The idea here will be to compare the number of deaths in car accidents that involve someone who is 21 or just over to the number of deaths in car accidents that involve someone who is just under 21. The reason to make this comparison is that alcohol consumption markedly increases when individuals turn 21 (due to that being the legal drinking age in the U.S.). If alcohol consumption increases car accident deaths, then we should also be able to detect a jump in the number of car accident deaths involving those who are just over 21.

The data that we have consists of age groups by age up to a particular month (agecell) and the number of car accident deaths involving that age group (mva).

library(ggplot2)
data("mlda", package="masteringmetrics")

# drop some data with missing observations
mlda <- mlda[complete.cases(mlda),]

# create treated variable
mlda$D <- 1*(mlda$agecell >= 21)

In regression discontinuity designs, it is very common to show a plot of the data. That’s what we’ll do here.

ggplot(mlda, aes(x=agecell, y=mva)) + 
  geom_point() + 
  geom_vline(xintercept=21) + 
  xlab("age") + 
  ylab("moving vehicle accident deaths") + 
  theme_bw()

This figure at least suggests that the number of car accident deaths does appear to jump at age 21.

Now, let’s run the regression that we talked about earlier, involving a treatment dummy, age, and age interacted with the treatment.

rd_reg <- lm(mva ~ D + agecell + agecell*D, data=mlda)
summary(rd_reg)
#> 
#> Call:
#> lm(formula = mva ~ D + agecell + agecell * D, data = mlda)
#> 
#> Residuals:
#>     Min      1Q  Median      3Q     Max 
#> -2.4124 -0.7774 -0.2913  0.8495  3.2378 
#> 
#> Coefficients:
#>             Estimate Std.
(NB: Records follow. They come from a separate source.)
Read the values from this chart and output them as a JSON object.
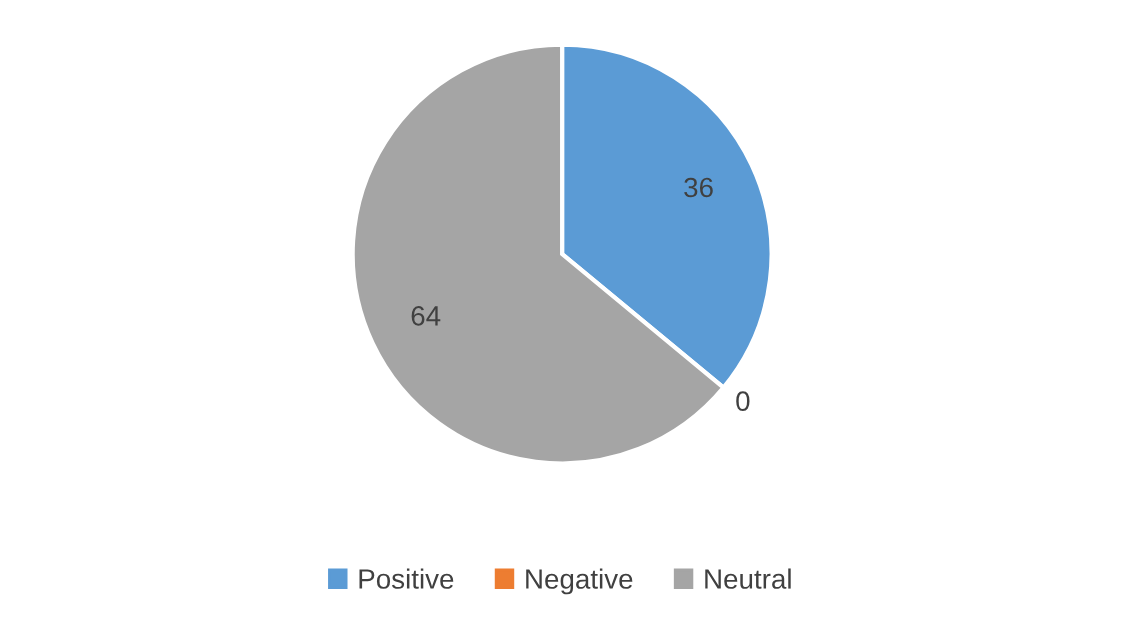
{
  "chart_data": {
    "type": "pie",
    "categories": [
      "Positive",
      "Negative",
      "Neutral"
    ],
    "values": [
      36,
      0,
      64
    ],
    "colors": [
      "#5b9bd5",
      "#ed7d31",
      "#a5a5a5"
    ],
    "value_labels": [
      "36",
      "0",
      "64"
    ],
    "legend": "bottom"
  }
}
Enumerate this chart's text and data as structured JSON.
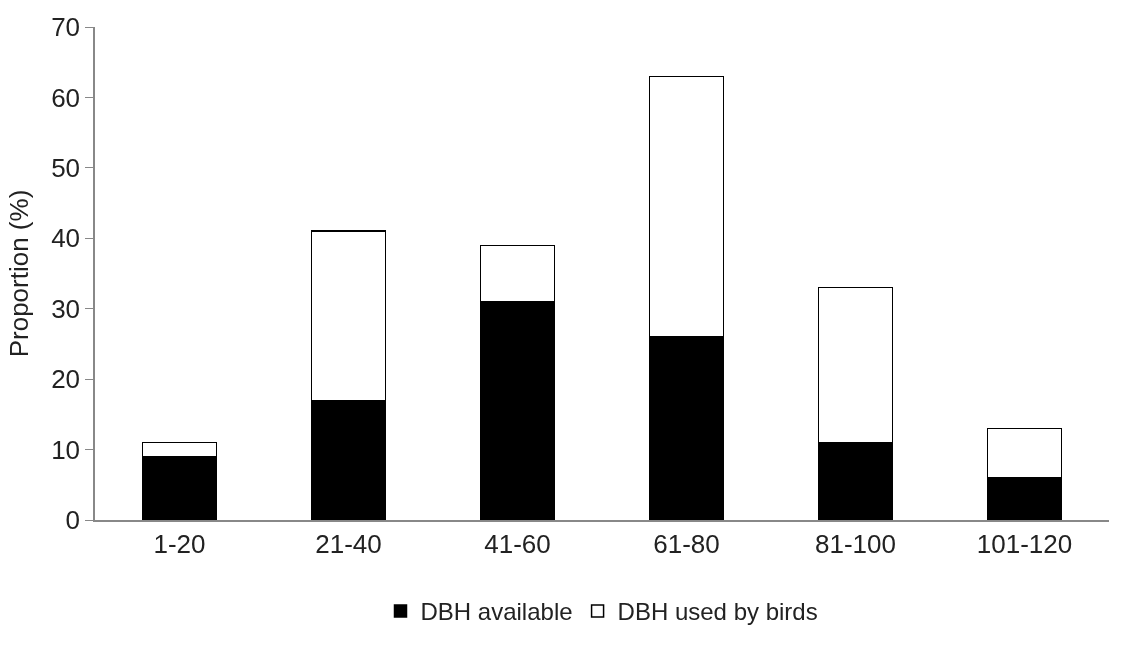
{
  "chart_data": {
    "type": "bar",
    "stacked": true,
    "ylabel": "Proportion (%)",
    "categories": [
      "1-20",
      "21-40",
      "41-60",
      "61-80",
      "81-100",
      "101-120"
    ],
    "series": [
      {
        "name": "DBH available",
        "color": "#000000",
        "values": [
          9,
          17,
          31,
          26,
          11,
          6
        ]
      },
      {
        "name": "DBH used by birds",
        "color": "#ffffff",
        "values": [
          2,
          24,
          8,
          37,
          22,
          7
        ]
      }
    ],
    "ylim": [
      0,
      70
    ],
    "yticks": [
      0,
      10,
      20,
      30,
      40,
      50,
      60,
      70
    ],
    "legend": "bottom"
  }
}
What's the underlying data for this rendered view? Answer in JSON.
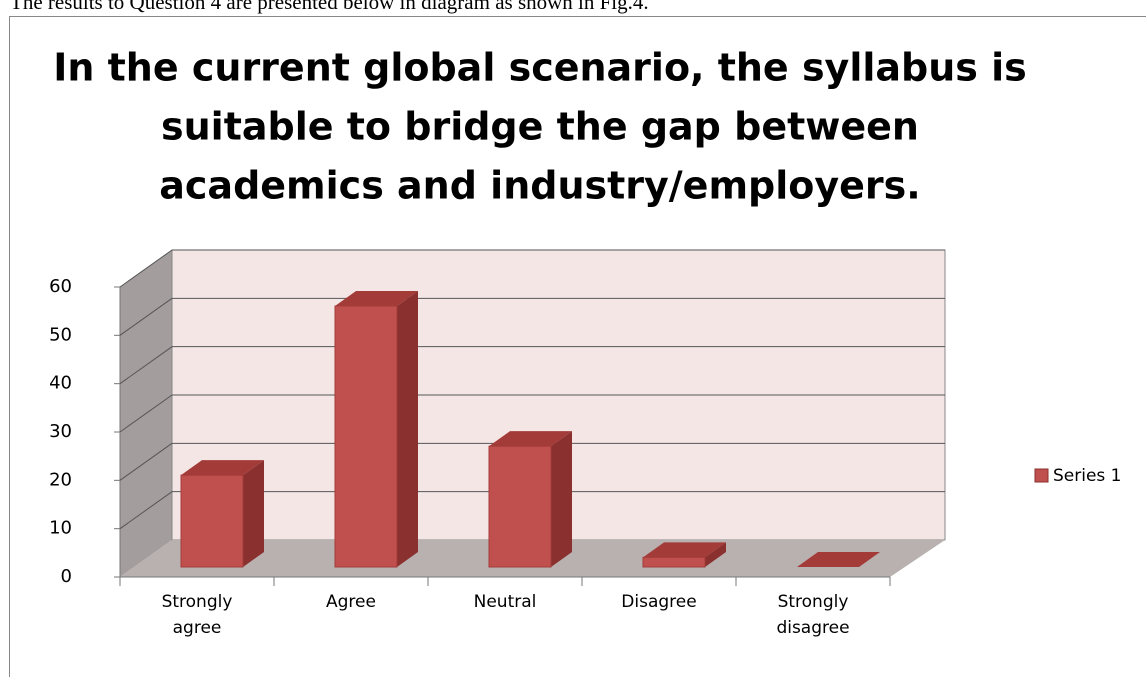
{
  "caption": "The results to Question 4 are presented below in diagram as shown in Fig.4.",
  "chart_data": {
    "type": "bar3d",
    "title": [
      "In the current global scenario, the syllabus is",
      "suitable to bridge the gap between",
      "academics and industry/employers."
    ],
    "categories": [
      "Strongly agree",
      "Agree",
      "Neutral",
      "Disagree",
      "Strongly disagree"
    ],
    "series": [
      {
        "name": "Series 1",
        "color": "#c0504d",
        "values": [
          19,
          54,
          25,
          2,
          0
        ]
      }
    ],
    "ylim": [
      0,
      60
    ],
    "yticks": [
      0,
      10,
      20,
      30,
      40,
      50,
      60
    ],
    "grid": true,
    "legend": "right"
  }
}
Error t value Pr(>|t|)    
#> (Intercept)  83.8492     9.3328   8.984 1.63e-11 ***
#> D            28.9450    13.8638   2.088   0.0426 *  
#> agecell      -2.5676     0.4661  -5.508 1.77e-06 ***
#> D:agecell    -1.1624     0.6592  -1.763   0.0848 .  
#> ---
#> Signif. codes:  0 '***' 0.001 '**' 0.01 '*' 0.05 '.' 0.1 ' ' 1
#> 
#> Residual standard error: 1.299 on 44 degrees of freedom
#> Multiple R-squared:  0.7222, Adjusted R-squared:  0.7032 
#> F-statistic: 38.13 on 3 and 44 DF,  p-value: 2.671e-12

These results suggest that alcohol consumption increased car accident deaths (you can see this from the estimated coefficient on D). [The setup in this example is somewhat simplified; if you wanted to be careful about how much alcohol consumption increased car accident deaths, then we would probably need to scale up our estimate by how much alcohol consumption increases on average when people turn 21. Nevertheless, what we have presented above does suggest that alcohol consumption increases car accident deaths.]

Finally, let me show one more plot that is common to report in a regression discontinuity design.

# get predicted values for plotting
mlda$preds <- predict(rd_reg)

# make plot
ggplot(mlda, aes(x=agecell, y=mva, color=as.factor(D))) +
  geom_point() +
  geom_line(aes(y=preds)) + 
  geom_vline(xintercept=21) +
  labs(color="treated", x="age", y="moving vehicle accident deaths") + 
  theme_bw()

This shows the two lines that we effectively fit with the regression that included the binary variable for the treatment, the running variable, and their interaction. The “jump” between the red line and the blue line at age=21 is our estimated effect of the treatment.